SOUTH KAZAKHSTAN – Ecotourism could become a profitable part of the South Kazakhstan region’s budget. The number of domestic and foreign tourists eager to summit the snowy mountain peaks, roam the unique gorges and look for argali, snow leopards and Turkestan lynx is growing each year.

For those who prefer less-traveled areas, the management of the Sairam-Ugam National Park has developed seven tourist routes: four horseback and walking journeys, one horseback trek and two hiking trips. All of them are educational and athletic.

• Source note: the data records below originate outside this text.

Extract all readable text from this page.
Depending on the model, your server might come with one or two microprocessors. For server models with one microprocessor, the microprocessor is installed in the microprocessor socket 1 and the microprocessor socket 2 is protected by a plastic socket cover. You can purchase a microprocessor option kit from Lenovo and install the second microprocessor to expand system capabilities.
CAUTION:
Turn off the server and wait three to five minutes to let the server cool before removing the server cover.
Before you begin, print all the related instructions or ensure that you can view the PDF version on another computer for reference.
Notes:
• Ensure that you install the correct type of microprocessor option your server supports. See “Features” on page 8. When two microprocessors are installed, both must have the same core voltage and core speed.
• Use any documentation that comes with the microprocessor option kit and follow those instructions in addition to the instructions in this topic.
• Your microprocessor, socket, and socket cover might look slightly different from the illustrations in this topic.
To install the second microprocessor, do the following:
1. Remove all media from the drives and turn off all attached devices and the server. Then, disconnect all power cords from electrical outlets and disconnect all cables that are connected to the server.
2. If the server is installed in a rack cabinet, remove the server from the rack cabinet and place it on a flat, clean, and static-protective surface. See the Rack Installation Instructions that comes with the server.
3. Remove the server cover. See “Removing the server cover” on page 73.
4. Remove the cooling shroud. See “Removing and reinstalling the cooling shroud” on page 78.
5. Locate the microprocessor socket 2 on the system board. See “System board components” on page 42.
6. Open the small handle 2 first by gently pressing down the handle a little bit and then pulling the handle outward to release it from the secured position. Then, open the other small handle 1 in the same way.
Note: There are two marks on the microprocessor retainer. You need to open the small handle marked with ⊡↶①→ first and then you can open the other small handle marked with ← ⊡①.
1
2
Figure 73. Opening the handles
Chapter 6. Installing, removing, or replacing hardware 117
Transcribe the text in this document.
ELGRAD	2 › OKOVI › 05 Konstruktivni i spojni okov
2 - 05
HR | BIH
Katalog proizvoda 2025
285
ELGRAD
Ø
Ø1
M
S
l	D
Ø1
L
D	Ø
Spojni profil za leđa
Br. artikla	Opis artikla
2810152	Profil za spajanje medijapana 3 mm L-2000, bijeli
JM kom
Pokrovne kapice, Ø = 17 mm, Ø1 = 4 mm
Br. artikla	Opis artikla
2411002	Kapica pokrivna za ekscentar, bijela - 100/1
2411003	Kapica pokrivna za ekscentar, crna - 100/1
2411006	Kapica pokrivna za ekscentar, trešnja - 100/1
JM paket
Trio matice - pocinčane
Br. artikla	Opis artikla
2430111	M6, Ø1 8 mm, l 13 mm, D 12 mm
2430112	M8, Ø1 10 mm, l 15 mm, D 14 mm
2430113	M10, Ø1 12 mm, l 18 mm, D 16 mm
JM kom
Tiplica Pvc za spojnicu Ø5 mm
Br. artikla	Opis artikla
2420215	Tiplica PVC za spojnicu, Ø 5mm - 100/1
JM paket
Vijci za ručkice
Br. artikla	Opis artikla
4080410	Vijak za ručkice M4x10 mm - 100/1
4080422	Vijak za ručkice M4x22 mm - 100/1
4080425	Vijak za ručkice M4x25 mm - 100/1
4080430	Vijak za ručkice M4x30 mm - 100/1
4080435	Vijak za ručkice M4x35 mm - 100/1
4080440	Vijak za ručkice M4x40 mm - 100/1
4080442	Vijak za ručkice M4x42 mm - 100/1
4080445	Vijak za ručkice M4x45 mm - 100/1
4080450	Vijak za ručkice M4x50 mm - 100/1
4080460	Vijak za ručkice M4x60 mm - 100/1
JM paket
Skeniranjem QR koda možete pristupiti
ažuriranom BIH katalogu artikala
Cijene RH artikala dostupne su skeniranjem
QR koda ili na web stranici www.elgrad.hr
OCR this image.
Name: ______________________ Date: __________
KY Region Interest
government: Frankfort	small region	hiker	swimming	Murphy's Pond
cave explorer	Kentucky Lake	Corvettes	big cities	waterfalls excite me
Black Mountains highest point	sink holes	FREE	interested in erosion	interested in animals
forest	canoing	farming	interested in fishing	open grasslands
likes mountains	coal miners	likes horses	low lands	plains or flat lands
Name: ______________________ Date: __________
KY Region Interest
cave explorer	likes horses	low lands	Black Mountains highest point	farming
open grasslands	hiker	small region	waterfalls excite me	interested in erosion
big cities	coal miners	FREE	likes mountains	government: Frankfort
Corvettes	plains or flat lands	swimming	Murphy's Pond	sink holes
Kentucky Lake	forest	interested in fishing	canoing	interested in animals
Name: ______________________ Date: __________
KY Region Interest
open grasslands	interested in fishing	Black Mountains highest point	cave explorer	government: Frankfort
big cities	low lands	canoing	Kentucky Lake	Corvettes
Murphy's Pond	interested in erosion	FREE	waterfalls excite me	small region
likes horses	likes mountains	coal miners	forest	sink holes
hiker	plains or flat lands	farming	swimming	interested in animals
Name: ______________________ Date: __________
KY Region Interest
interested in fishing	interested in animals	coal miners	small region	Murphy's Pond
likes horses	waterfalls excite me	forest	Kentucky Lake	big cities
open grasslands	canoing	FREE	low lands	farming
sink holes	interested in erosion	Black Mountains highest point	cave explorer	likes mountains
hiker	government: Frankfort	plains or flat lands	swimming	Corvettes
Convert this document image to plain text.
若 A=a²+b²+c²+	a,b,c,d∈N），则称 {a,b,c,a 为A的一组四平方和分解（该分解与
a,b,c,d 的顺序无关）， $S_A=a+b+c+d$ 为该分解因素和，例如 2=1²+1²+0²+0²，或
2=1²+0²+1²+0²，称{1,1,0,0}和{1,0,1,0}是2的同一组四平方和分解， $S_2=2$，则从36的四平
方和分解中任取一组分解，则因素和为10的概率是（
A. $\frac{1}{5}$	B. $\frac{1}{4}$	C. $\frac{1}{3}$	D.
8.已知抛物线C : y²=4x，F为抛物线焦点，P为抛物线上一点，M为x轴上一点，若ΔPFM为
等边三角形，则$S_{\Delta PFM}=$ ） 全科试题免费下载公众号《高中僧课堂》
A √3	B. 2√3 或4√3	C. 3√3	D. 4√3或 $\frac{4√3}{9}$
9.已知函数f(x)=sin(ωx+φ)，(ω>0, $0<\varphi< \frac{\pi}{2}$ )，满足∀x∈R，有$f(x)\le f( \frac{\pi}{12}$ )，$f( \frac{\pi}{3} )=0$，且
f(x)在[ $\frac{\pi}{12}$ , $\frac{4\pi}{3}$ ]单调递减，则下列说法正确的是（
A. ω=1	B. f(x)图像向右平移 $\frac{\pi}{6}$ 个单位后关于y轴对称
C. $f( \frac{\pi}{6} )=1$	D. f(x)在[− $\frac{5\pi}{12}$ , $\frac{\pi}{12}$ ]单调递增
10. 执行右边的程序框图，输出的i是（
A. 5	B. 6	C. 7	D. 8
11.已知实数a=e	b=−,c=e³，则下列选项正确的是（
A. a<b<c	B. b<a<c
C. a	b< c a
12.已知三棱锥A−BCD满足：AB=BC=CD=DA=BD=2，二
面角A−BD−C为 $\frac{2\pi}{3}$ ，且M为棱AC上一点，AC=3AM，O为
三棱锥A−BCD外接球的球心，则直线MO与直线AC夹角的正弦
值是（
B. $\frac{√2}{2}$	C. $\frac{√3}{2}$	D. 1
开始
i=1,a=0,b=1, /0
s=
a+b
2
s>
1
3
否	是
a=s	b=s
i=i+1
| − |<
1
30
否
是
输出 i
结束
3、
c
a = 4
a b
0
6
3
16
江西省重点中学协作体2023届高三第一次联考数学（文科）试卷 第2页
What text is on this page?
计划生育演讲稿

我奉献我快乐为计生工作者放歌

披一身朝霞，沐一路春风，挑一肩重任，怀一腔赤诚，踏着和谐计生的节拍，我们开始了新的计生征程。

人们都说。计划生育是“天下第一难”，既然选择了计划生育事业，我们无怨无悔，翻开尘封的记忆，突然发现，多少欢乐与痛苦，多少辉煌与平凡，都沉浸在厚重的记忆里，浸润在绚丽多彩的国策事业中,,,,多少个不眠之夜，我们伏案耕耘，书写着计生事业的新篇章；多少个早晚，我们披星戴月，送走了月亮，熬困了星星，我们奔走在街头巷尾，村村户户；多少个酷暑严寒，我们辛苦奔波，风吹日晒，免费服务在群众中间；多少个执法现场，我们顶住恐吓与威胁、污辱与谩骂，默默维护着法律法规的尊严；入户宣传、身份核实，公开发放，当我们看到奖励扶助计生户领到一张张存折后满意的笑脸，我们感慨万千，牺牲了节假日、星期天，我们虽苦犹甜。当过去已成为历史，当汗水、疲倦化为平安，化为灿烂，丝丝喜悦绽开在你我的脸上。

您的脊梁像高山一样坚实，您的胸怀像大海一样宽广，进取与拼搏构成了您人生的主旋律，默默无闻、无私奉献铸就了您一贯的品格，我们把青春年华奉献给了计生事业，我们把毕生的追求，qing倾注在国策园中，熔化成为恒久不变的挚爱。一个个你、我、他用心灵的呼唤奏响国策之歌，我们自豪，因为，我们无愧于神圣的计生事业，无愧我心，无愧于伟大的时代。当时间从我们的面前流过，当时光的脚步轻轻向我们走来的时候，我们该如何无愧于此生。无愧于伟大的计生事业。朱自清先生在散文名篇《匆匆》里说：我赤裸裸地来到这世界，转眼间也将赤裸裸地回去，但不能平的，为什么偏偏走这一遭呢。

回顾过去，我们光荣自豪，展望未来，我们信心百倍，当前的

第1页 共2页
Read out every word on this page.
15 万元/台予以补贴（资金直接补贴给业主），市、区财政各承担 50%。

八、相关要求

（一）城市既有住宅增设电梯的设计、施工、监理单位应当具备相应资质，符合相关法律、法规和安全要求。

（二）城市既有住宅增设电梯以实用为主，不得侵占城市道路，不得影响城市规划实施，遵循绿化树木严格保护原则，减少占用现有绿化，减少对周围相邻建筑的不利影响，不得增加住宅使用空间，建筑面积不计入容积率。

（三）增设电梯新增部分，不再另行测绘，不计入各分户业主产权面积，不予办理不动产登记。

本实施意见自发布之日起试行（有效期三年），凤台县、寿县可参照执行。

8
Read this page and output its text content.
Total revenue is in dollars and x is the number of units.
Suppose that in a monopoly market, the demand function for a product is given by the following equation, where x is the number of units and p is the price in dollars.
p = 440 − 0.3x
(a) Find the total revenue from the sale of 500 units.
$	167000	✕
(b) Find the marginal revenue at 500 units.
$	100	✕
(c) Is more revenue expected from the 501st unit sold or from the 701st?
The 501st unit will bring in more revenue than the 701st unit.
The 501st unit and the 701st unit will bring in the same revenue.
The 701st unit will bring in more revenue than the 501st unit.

The total length of the tourist paths in the national park is more than 600 kilometres. The park includes seven natural areas, from the steppe zone in the foothills of the Western Tien Shan to the highlands.

The area is rich with wildlife with 59 species of mammals including the endemic Western Tien Shan Menzbir’s marmot, about 300 species of birds and 1,635 species of plants. 240 species in the area are included in the Red Book of Kazakhstan. Bears, wolves, wild boars, goats, deer, badgers and porcupines are common sights in the park. The graceful Karatau argali that appear there only in spring are infrequent guests in the southern parts of Boralday Ridge.

Green cover, wildlife, diverse terrain, rivers, waterfalls and mountain lakes create picturesque landscapes, which have great recreational potential. There are also religious sites, petroglyphs, ancient settlements and tombs of different historical periods. The cultural landscape is still poorly studied and ripe for exploration.